Dyah mengatakan, Dishanpan Jateng akan melakukan kerjasama dengan PD Citra Mandiri Jawa Tengah (CMJT) selaku BUMD, untuk menyalurkan produk pangan strategis ke konsumen, melalui fasilitasi distribusi. Dengan hadirnya CMJT diharapkan bisa memotong rantai distribusi.
“Ini akan terus kami lakukan. Sumber anggaran kami selain dari APBD juga dari pusat dalam hal ini Badan Pangan Nasional (Bapanas).
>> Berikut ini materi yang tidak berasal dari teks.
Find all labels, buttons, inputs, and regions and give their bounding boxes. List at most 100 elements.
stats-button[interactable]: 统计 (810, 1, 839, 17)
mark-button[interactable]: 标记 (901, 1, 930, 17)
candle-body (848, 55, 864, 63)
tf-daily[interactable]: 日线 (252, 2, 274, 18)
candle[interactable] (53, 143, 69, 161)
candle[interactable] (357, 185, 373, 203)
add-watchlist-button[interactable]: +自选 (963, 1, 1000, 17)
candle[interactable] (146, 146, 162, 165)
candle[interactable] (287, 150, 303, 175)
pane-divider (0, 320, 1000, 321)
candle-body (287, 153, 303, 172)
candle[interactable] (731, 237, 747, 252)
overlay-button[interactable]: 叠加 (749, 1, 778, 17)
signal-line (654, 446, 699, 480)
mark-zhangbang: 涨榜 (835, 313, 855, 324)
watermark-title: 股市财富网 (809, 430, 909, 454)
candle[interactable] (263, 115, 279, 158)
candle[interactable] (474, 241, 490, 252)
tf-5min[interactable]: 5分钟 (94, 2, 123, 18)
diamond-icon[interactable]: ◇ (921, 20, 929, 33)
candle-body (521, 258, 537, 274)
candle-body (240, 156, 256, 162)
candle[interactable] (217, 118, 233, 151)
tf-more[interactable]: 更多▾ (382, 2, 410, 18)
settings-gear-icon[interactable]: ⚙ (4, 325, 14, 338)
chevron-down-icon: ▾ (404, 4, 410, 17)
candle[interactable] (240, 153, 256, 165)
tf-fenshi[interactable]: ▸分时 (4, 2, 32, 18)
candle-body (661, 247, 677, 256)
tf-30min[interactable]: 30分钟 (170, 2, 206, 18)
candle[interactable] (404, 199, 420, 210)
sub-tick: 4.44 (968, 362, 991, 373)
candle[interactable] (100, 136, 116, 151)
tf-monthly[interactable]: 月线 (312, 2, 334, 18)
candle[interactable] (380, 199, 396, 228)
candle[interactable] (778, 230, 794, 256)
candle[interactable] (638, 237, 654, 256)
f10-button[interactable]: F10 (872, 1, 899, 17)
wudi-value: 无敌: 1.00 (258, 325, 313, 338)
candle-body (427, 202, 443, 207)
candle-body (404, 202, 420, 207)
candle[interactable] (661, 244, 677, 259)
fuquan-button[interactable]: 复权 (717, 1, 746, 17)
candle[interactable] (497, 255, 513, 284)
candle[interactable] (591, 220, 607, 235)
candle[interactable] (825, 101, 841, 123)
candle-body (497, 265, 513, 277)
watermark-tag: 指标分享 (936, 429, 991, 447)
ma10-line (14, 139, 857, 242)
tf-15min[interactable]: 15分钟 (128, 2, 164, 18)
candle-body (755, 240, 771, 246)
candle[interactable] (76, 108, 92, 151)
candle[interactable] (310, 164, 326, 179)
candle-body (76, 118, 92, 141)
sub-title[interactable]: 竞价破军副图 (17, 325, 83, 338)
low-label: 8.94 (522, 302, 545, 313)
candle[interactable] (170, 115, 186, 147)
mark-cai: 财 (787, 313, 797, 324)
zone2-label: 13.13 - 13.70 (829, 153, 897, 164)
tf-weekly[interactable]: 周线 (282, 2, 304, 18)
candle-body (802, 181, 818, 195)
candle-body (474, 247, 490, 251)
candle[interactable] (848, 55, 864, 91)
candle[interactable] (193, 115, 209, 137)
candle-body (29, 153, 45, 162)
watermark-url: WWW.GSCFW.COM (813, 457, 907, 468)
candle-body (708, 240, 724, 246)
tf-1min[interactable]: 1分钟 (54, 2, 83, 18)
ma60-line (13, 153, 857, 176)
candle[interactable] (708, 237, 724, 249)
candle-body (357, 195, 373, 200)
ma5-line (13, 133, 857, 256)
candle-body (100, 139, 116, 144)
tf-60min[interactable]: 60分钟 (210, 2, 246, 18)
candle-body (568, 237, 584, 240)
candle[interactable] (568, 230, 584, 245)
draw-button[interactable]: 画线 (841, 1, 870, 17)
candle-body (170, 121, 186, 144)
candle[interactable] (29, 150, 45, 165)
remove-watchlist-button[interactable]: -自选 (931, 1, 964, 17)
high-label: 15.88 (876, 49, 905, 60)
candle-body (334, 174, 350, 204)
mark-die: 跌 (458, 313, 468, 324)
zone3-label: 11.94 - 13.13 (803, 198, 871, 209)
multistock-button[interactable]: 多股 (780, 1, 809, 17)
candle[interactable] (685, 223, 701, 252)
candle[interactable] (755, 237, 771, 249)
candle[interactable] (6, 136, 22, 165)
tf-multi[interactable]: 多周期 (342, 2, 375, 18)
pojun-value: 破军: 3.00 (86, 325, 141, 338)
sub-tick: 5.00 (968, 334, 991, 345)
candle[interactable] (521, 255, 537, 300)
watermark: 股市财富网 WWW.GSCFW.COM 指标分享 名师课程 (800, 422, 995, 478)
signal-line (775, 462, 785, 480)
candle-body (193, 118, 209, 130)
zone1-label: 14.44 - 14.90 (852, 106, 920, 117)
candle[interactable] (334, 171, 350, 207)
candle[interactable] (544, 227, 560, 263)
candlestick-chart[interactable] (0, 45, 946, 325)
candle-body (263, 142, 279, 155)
Karena kadang kita mengambil harga pangan pokok strategis dari luar provinsi,” sebutnya.
Selain fasilitasi distribusi Dishanpan juga melakukan operasi pasar. Terakhir operasi pasar yang dilakukan bekerjasama dengan Bank Jateng dan PD CMJT. Total ada 85.000 kilogram komoditas berupa cabai, bawang merah dan jagung yang intervensi pembeliannya oleh Pemerintah Provinsi Jawa Tengah.
“Subsidi yang bekerjasama dengan Bank Jateng dan CMJT dilaksanakan di lima titik yang menjadi pantauan barometer inflasi, di Kota Semarang, Cilacap, Banyumas, Kota Tegal dan Kota Surakarta. Ini dilakukan untuk stabilisasi pasokan supaya harga bisa turun, karena sekarang harganya sudah melebihi acuan pemerintah,” imbuhnya.
Dengan mekanisme itu, pemerintah bisa memengaruhi psikologis pasar agar tidak ada tengkulak yang mempermainkan harga.